Голоса безмолвия - стр. 25
Возможно, это не случайность, что единственным из всех великих художников, оказавших самое длительное и наиболее широкое влияние на дальнейшее развитие искусства, стал тот, кто в жизни не был одержим только им…
В это время Европа приняла как нечто очевидное, что одна из привилегий изобразительного искусства заключается в создании иллюзии. Если до сих пор искусство пыталось подчинить себе некоторое количество внешних признаков, то оно всегда проводило четкую грань между собой и видимым миром: присущий любому искусству поиск качества толкал его не бессознательно следовать за формой, а стараться ее стилизовать. Поэтому от искусства требовалась не столько имитация реальной действительности, сколько создание иллюзии идеализированного мира. Это искусство, столь озабоченное способами имитации и придававшее такое значение «отделке» персонажей, ни в коем случае не было реалистичным; оно пыталось как можно убедительнее выразить фикцию воображаемой гармонии.

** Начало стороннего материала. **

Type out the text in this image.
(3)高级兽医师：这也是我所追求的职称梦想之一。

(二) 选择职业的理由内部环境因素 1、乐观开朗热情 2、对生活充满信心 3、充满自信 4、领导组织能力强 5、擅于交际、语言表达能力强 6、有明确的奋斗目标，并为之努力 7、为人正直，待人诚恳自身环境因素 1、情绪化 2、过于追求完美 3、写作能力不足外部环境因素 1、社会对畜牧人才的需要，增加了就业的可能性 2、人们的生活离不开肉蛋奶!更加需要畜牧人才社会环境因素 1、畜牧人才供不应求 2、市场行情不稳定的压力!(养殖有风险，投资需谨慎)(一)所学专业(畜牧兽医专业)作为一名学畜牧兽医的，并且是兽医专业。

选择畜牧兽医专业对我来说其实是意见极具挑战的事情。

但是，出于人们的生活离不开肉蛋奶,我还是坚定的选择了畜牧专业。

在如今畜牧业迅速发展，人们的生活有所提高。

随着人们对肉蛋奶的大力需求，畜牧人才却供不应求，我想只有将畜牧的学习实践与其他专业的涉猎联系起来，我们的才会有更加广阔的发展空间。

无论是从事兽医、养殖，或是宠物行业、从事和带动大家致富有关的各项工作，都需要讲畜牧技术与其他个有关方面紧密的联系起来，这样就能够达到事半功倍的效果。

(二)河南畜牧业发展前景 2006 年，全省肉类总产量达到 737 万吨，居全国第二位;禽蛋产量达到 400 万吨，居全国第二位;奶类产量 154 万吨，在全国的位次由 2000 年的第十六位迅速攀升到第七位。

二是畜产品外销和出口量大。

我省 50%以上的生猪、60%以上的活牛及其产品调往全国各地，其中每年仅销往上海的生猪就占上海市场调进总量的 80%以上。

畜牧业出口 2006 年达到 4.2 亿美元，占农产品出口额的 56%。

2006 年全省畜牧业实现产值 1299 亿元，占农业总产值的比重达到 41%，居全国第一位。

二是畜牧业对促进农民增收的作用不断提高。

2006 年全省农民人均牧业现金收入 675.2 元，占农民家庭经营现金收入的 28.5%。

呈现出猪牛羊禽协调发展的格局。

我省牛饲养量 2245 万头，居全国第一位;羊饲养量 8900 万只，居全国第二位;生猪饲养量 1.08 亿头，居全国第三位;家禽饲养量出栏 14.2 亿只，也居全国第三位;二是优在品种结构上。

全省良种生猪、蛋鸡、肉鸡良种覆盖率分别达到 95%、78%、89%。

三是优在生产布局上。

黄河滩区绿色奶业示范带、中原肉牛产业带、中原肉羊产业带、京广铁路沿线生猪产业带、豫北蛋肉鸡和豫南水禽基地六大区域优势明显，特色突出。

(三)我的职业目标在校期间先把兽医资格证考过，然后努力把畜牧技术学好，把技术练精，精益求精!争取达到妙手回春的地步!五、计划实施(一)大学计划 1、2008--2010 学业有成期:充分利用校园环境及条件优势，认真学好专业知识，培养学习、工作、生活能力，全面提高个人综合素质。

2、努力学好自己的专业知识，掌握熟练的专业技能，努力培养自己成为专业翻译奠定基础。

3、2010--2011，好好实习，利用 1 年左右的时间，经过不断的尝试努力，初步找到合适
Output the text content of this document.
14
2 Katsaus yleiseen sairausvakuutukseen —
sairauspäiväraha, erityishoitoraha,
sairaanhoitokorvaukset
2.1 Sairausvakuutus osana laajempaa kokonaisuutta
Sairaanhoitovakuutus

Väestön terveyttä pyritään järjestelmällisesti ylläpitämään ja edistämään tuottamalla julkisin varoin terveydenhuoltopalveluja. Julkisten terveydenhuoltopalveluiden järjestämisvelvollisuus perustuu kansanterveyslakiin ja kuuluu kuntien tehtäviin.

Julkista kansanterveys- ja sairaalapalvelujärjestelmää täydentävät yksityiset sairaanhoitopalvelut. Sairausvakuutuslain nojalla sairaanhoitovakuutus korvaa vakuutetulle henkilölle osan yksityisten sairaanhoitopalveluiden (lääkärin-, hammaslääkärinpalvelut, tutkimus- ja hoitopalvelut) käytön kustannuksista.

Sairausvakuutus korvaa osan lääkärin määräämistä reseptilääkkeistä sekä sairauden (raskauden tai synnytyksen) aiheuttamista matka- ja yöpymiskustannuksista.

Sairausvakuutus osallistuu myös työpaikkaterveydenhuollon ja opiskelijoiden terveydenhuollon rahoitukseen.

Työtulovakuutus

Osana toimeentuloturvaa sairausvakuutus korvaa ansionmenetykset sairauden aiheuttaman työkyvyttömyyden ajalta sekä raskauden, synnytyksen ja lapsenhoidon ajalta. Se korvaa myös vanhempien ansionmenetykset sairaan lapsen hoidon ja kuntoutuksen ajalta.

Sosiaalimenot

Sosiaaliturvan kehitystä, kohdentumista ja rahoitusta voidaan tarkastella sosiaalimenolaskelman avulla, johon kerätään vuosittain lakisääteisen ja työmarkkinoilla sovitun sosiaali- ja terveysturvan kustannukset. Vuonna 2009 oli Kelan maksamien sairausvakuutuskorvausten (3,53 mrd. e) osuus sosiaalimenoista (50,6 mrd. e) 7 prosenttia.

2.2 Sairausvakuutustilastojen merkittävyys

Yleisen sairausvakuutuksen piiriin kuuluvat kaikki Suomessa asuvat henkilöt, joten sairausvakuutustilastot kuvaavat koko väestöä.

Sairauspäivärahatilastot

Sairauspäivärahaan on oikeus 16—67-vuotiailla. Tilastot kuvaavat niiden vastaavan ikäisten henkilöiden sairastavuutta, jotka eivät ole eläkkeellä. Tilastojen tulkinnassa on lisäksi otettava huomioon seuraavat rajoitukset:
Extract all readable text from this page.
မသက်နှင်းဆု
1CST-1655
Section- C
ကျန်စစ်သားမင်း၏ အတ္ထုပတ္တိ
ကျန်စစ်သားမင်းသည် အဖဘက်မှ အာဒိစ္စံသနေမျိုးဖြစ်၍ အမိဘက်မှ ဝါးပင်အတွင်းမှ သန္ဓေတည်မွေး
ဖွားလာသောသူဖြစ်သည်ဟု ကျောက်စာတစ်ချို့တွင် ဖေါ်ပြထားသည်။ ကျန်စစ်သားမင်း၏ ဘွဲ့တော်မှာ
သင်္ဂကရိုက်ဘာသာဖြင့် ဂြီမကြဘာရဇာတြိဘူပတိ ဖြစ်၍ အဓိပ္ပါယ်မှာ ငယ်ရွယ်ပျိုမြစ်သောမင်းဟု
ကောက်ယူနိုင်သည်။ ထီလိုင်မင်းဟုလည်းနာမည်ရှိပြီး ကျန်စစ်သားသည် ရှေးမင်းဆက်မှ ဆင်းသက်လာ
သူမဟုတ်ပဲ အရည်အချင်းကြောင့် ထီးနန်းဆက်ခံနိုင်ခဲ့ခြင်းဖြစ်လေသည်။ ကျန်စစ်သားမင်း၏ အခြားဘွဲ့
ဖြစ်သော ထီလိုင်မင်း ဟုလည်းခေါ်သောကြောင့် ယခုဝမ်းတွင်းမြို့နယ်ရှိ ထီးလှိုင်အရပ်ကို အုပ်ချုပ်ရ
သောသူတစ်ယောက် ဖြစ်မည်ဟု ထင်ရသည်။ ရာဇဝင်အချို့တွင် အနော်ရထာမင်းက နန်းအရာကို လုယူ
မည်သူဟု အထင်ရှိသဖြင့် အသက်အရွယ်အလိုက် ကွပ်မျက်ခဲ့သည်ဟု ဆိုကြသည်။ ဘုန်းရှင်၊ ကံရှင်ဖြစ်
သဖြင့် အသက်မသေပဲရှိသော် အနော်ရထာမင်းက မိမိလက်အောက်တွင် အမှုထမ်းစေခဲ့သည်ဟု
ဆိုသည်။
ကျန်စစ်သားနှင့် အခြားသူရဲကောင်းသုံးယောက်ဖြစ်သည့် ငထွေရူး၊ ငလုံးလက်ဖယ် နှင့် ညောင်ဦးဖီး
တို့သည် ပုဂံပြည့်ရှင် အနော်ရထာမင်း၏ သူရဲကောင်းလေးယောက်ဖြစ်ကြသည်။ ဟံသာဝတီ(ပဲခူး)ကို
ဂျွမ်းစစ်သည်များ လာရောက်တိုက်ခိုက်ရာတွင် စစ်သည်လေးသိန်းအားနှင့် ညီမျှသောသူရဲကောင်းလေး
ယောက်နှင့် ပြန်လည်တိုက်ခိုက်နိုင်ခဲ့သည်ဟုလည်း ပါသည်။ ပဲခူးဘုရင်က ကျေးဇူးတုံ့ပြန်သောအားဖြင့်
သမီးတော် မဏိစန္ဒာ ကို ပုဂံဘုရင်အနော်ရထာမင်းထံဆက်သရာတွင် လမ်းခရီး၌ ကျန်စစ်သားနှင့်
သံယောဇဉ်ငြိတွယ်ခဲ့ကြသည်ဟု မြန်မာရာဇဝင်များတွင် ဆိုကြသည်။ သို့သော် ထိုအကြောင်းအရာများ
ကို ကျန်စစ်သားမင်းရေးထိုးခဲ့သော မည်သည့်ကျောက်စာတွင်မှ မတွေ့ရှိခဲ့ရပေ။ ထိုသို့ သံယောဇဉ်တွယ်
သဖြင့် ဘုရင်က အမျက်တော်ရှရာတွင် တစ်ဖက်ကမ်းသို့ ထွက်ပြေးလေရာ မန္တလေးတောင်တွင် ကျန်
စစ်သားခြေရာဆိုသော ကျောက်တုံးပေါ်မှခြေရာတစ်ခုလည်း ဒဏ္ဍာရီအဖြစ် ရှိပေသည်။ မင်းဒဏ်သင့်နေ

Всякий вымысел начинается со слов: «Предположим, что…» Христос Монреале – не предположение, а утверждение. Шартрский Давид – не предположение. «Встреча у Золотых ворот» Джотто – не предположение. Но Мадонны Липпи и Боттичелли уже содержат толику предположения, а «Мадонна в скалах» – полностью вымышлена. «Распятие» Джотто – это свидетельство, «Тайная вечеря» Леонардо – это прекрасная сказка. Но, чтобы это стало возможным, понадобилось, чтобы религия перестала быть верой, а картины на религиозные сюжеты перенеслись в область неопределенности, окрашенную цветами Возрождения, где, не совсем оторвавшись от реальности, они еще не полностью ушли в чистую фикцию, но двинулись по этому пути…[4][5]
Если в XIII веке эта фикция делала в религиозном искусстве первые робкие шаги, то к XVII веку все религиозное искусство превратилось в сплошную фикцию. В создании вымышленной вселенной рисовальщик ощущал себя королем. Более точный, чем музыкант, и почти равный трагическому поэту, он начинал рисовать александрийским стихом. Никто не мог лучше него замыслить женщину идеальной красоты, потому что он не столько осмысливал, сколько конструировал ее образ; он шлифовал, гармонизировал и приближал к идеалу свой и без того гармоничный и идеализированный рисунок, и его искусство, и даже его техника, обслуживали его воображение в той же мере, в какой воображение обслуживало его искусство.
Блез Паскаль сказал: «Странная вещь эта живопись. Она заставляет восхищаться сходством копии с оригиналом, который не вызывает никакого восхищения». Это заявление – не заблуждение, а эстетика, требовавшая от живописи изображать не столько красивые, сколько воображаемые объекты, которые, обретя живописную реальность, становились красивыми. Оправдание своему существованию она находила в античной стилистике, объединившей александрийский стиль с римскими копиями некоторых афинских шедевров, от которого она кардинально отличалась. Если беднягу Микеланджело потряс «Лаокоон», то он не видел – и никогда не увидел – ни одной скульптуры Парфенона… Этот стиль свел в малообоснованное, но могущественное единство оригиналы, созданные на протяжении пяти веков; благодаря ему у античной техники появилась история, которой не имело искусство. Александрия служила выражением Фемистокла. Отсюда – идея красоты, не зависящей ни от какой истории; у нее были свои модели, которые следовало только осмыслить и изобразить; отсюда – идея вечного стиля, по отношению к которому все остальные воспринимались как младенчество или закат. Что общего между нашим пониманием греческого искусства и этим мифом?